Supervisor to DynamicSupervisor migration

Hi buddies,

in my project I was using Supervisor to start and terminate+delete children dynamically. Elixir complained I should be using a DynamicSupervisor:

warning: Supervisor.terminate_child/2 with a PID is deprecated, please use DynamicSupervisor instead
  (elixir 1.16.1) lib/supervisor.ex:1030: Supervisor.terminate_child/2

So I switched to that. Unfortunately the doc for DynamicSupervisor points out that the id of the child_spec, while required, is ignored:

Note that while the :id field is still required in the spec, the value is ignored and therefore does not need to be unique.

The effect of this is the following: with Supervisor.which_children I was able to see the child spec id of the child along with its pid:

iex(53)> Supervisor.which_children(MySup)
[
  {"foo_child-0012041214", #PID<0.509.0>, :worker, [ChildModule]}
]

Instead, with DynamicSupervisor, which_children api returns :undefined as the first element of the tuple:

iex(31)> DynamicSupervisor.which_children(MySup)
[{:undefined, #PID<0.270.0>, :worker, [ChildModule]}]
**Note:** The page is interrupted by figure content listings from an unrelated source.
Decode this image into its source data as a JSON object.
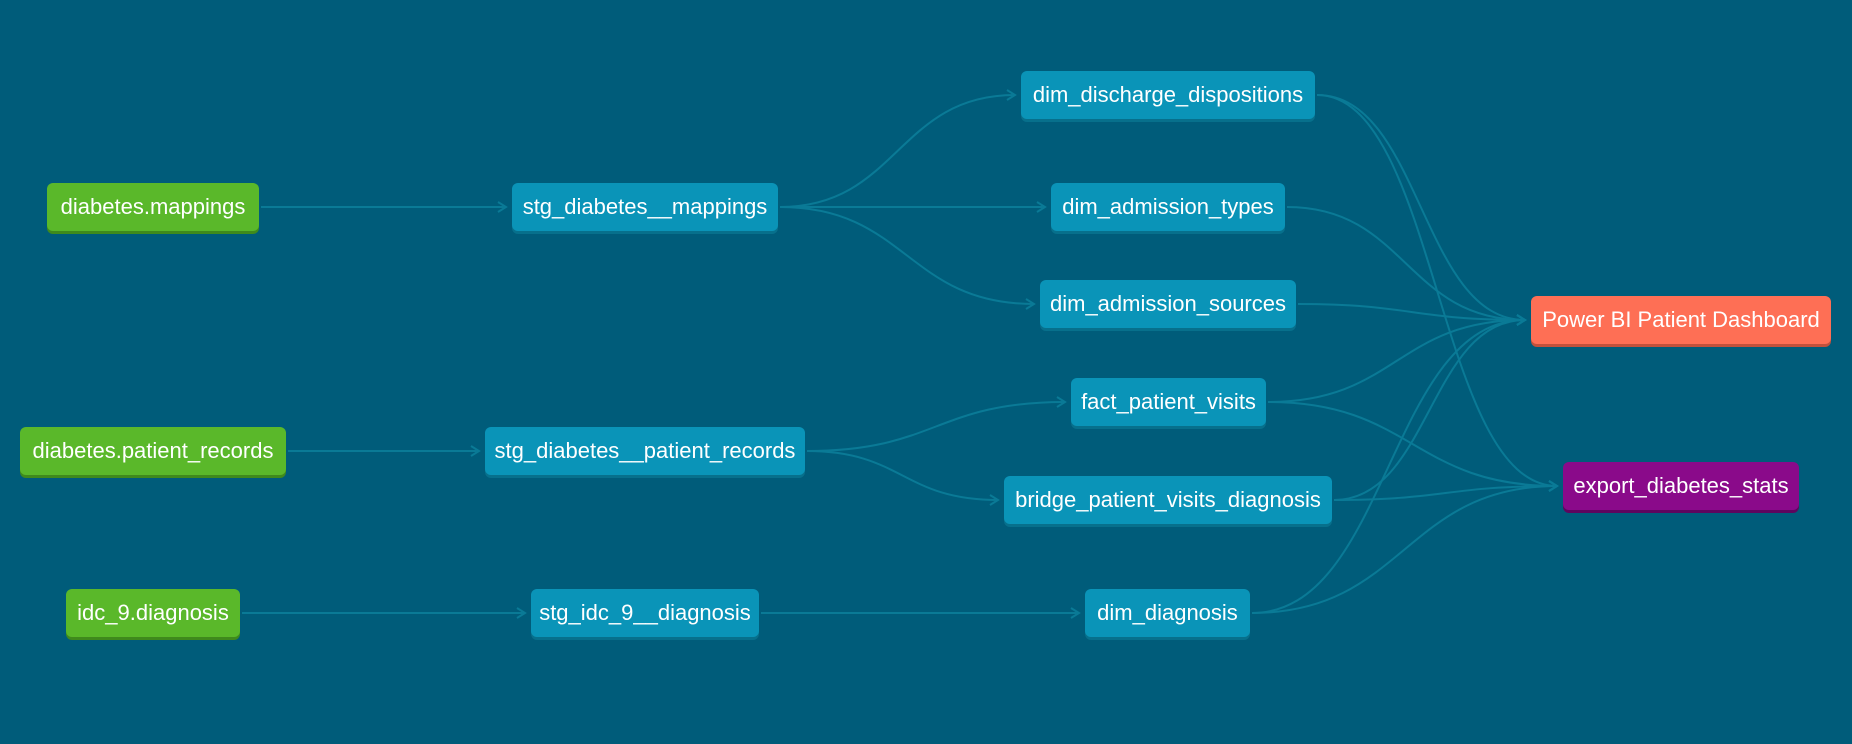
{
  "colors": {
    "background": "#005c7a",
    "edge": "#0a7a96",
    "source": "#5ab82a",
    "model": "#0a94b8",
    "exposure_dashboard": "#fe6f55",
    "exposure_export": "#8a0a8a"
  },
  "nodes": [
    {
      "id": "src_mappings",
      "label": "diabetes.mappings",
      "kind": "source"
    },
    {
      "id": "src_patient_records",
      "label": "diabetes.patient_records",
      "kind": "source"
    },
    {
      "id": "src_idc9_diagnosis",
      "label": "idc_9.diagnosis",
      "kind": "source"
    },
    {
      "id": "stg_mappings",
      "label": "stg_diabetes__mappings",
      "kind": "model"
    },
    {
      "id": "stg_patient_records",
      "label": "stg_diabetes__patient_records",
      "kind": "model"
    },
    {
      "id": "stg_idc9_diagnosis",
      "label": "stg_idc_9__diagnosis",
      "kind": "model"
    },
    {
      "id": "dim_discharge",
      "label": "dim_discharge_dispositions",
      "kind": "model"
    },
    {
      "id": "dim_admission_types",
      "label": "dim_admission_types",
      "kind": "model"
    },
    {
      "id": "dim_admission_sources",
      "label": "dim_admission_sources",
      "kind": "model"
    },
    {
      "id": "fact_patient_visits",
      "label": "fact_patient_visits",
      "kind": "model"
    },
    {
      "id": "bridge_visits_diagnosis",
      "label": "bridge_patient_visits_diagnosis",
      "kind": "model"
    },
    {
      "id": "dim_diagnosis",
      "label": "dim_diagnosis",
      "kind": "model"
    },
    {
      "id": "powerbi",
      "label": "Power BI Patient Dashboard",
      "kind": "exposure_dashboard"
    },
    {
      "id": "export_stats",
      "label": "export_diabetes_stats",
      "kind": "exposure_export"
    }
  ],
  "edges": [
    {
      "from": "src_mappings",
      "to": "stg_mappings"
    },
    {
      "from": "src_patient_records",
      "to": "stg_patient_records"
    },
    {
      "from": "src_idc9_diagnosis",
      "to": "stg_idc9_diagnosis"
    },
    {
      "from": "stg_mappings",
      "to": "dim_discharge"
    },
    {
      "from": "stg_mappings",
      "to": "dim_admission_types"
    },
    {
      "from": "stg_mappings",
      "to": "dim_admission_sources"
    },
    {
      "from": "stg_patient_records",
      "to": "fact_patient_visits"
    },
    {
      "from": "stg_patient_records",
      "to": "bridge_visits_diagnosis"
    },
    {
      "from": "stg_idc9_diagnosis",
      "to": "dim_diagnosis"
    },
    {
      "from": "dim_discharge",
      "to": "powerbi"
    },
    {
      "from": "dim_discharge",
      "to": "export_stats"
    },
    {
      "from": "dim_admission_types",
      "to": "powerbi"
    },
    {
      "from": "dim_admission_sources",
      "to": "powerbi"
    },
    {
      "from": "fact_patient_visits",
      "to": "powerbi"
    },
    {
      "from": "fact_patient_visits",
      "to": "export_stats"
    },
    {
      "from": "bridge_visits_diagnosis",
      "to": "powerbi"
    },
    {
      "from": "bridge_visits_diagnosis",
      "to": "export_stats"
    },
    {
      "from": "dim_diagnosis",
      "to": "powerbi"
    },
    {
      "from": "dim_diagnosis",
      "to": "export_stats"
    }
  ]
}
The problem is that I need to command the termination of children via external APIs, which don’t of course have notion of pids :slight_smile: .

With Supervisor I could directly read the child spec id. Do I now have to explicitly instrument the Registry boilerplate? is there some idiomatic shortcut to obtain a similar result?

Thanks

Bit rusty on this as I have been on phoenix, by dynamic supervisors have a changing pool of workers, so having names for them might be a bit tricky without some sort of registry that can be used to identify the child by composite ID (usually the child module plus name an identifying index).

Should you require more clarity I can quickly refer back to appropriate material.

I am not sure what’s the problem here? I have written a worker + a DynamicSupervisor implementation that successfully commands children to stop, by user-given name.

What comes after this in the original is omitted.